I am a rotten HTML coder, which is why I really like Widgetbox, a new utility (still in closed beta; it should open in mid-August) that makes it easy for a klutz like me to add functionality to a blog without having to touch code. Widgetbox's widgets currently include tools such as a Flickr photo strip, a Technorati tag tracker (see example below), and a location finder (it uses your IP address). The Widgetbox library is about 75 widgets strong right now. I think building Web sites from pieces and parts--widgets like these--is going to be a big part of the future of Web publishing.
Currently, Widgetbox widgets can be automatically placed onto blogs on several different platforms. In the future, you'll also be able to add widgets to social network pages such as MySpace and portal pages such as My Yahoo. If all else fails, you can also get a code snippet from the site to add a widget to you site manually (that's what I did yesterday for MeeboMe, for example, and how I integrated Widgetbox's Technorati widget below). CEO Ed Anuff told me that in the future, widgets will also work on your computer's desktop.

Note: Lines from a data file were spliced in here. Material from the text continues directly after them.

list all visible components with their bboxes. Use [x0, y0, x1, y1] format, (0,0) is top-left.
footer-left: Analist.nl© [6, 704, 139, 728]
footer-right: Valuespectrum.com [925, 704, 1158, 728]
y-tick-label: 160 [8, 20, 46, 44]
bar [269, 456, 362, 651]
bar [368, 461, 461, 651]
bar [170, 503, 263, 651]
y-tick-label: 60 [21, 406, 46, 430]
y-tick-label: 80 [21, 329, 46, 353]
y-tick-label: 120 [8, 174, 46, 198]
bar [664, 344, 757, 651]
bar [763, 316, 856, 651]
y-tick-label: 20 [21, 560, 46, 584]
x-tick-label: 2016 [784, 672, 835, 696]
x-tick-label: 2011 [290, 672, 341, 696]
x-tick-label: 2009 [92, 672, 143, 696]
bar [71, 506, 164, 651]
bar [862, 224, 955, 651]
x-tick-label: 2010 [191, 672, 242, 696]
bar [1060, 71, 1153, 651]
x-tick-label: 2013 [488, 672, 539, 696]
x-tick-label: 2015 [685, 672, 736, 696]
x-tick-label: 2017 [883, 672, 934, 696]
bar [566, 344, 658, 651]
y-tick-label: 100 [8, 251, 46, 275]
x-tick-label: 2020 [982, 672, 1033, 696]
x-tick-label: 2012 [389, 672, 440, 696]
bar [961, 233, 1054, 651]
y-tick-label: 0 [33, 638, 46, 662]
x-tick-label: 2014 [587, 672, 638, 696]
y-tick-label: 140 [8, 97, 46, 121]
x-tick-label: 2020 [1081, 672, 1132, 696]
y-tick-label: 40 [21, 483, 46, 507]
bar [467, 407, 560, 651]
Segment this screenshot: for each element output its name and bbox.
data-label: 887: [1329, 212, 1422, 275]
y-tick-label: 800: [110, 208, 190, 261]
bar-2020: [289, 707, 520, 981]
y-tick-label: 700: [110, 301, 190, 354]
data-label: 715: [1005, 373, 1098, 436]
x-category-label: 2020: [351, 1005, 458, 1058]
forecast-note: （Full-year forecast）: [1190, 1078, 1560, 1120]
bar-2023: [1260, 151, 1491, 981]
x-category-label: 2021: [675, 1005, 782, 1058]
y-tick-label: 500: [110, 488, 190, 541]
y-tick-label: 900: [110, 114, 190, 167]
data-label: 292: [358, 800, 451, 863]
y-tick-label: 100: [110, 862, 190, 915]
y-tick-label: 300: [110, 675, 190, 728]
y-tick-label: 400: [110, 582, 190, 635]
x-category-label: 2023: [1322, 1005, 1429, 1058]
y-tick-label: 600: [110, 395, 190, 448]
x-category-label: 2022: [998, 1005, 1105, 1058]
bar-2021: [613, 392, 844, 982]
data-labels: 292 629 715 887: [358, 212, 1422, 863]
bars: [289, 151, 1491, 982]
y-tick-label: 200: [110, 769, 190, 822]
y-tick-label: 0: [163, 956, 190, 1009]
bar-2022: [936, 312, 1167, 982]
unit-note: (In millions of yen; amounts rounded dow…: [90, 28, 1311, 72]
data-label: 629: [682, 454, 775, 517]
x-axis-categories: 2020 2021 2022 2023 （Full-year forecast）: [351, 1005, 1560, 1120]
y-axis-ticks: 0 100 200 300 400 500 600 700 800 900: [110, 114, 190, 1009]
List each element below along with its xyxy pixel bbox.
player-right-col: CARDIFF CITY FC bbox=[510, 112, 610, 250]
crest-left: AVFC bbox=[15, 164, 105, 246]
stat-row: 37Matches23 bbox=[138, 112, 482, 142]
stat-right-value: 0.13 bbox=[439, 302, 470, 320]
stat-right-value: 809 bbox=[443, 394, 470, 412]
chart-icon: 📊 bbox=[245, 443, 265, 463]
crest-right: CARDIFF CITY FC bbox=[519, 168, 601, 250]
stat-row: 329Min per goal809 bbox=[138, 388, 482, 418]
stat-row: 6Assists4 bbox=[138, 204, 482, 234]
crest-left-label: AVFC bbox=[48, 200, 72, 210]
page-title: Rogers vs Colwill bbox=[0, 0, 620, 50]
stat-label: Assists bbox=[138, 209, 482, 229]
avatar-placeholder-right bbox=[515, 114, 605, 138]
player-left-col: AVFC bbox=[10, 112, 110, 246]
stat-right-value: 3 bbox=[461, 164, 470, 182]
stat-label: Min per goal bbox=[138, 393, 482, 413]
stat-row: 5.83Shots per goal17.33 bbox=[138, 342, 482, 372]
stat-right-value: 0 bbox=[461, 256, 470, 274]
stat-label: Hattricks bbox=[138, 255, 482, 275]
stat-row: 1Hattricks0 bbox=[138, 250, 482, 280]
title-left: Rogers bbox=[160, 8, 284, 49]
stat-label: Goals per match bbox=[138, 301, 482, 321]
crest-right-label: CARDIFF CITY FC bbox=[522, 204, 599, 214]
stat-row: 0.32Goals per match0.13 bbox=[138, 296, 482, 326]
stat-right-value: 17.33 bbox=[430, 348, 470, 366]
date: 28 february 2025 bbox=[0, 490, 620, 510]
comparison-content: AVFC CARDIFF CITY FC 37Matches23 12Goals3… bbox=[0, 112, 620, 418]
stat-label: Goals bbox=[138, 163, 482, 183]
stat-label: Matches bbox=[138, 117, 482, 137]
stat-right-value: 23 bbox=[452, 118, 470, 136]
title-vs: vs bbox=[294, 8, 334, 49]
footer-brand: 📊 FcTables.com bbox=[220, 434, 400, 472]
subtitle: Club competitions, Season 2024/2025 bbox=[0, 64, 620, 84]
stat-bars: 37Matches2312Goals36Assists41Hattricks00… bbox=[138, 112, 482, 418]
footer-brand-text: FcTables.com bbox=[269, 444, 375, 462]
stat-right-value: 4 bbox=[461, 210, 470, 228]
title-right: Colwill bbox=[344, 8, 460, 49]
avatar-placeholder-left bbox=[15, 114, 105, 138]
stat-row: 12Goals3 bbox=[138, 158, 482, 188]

For widget publishers, it's also supposed to be a simple affair: You submit your widget to Widgetbox, which then handles all the integration into blogs and Web pages. Through advertising revenue shares, both widget developers and users can make money.
Some blog tools have widget capabilities already. TypePad, for example, has its own Widget Directory, and in fact, it offers more widgets than Widgetbox does right now (but Widgetbox is still in beta, as I said). Configuring widgets on Widgetbox is easier, though: All widgets are configured within the site, instead of on the widget creators' sites, as some of the TypePad widgets are. And, of course, with Widgetbox you can place your widgets on multiple sites, not just on TypePad blogs.
I hope more Web developers adopt this system, so klutzes like me can more easily take advantage of their work.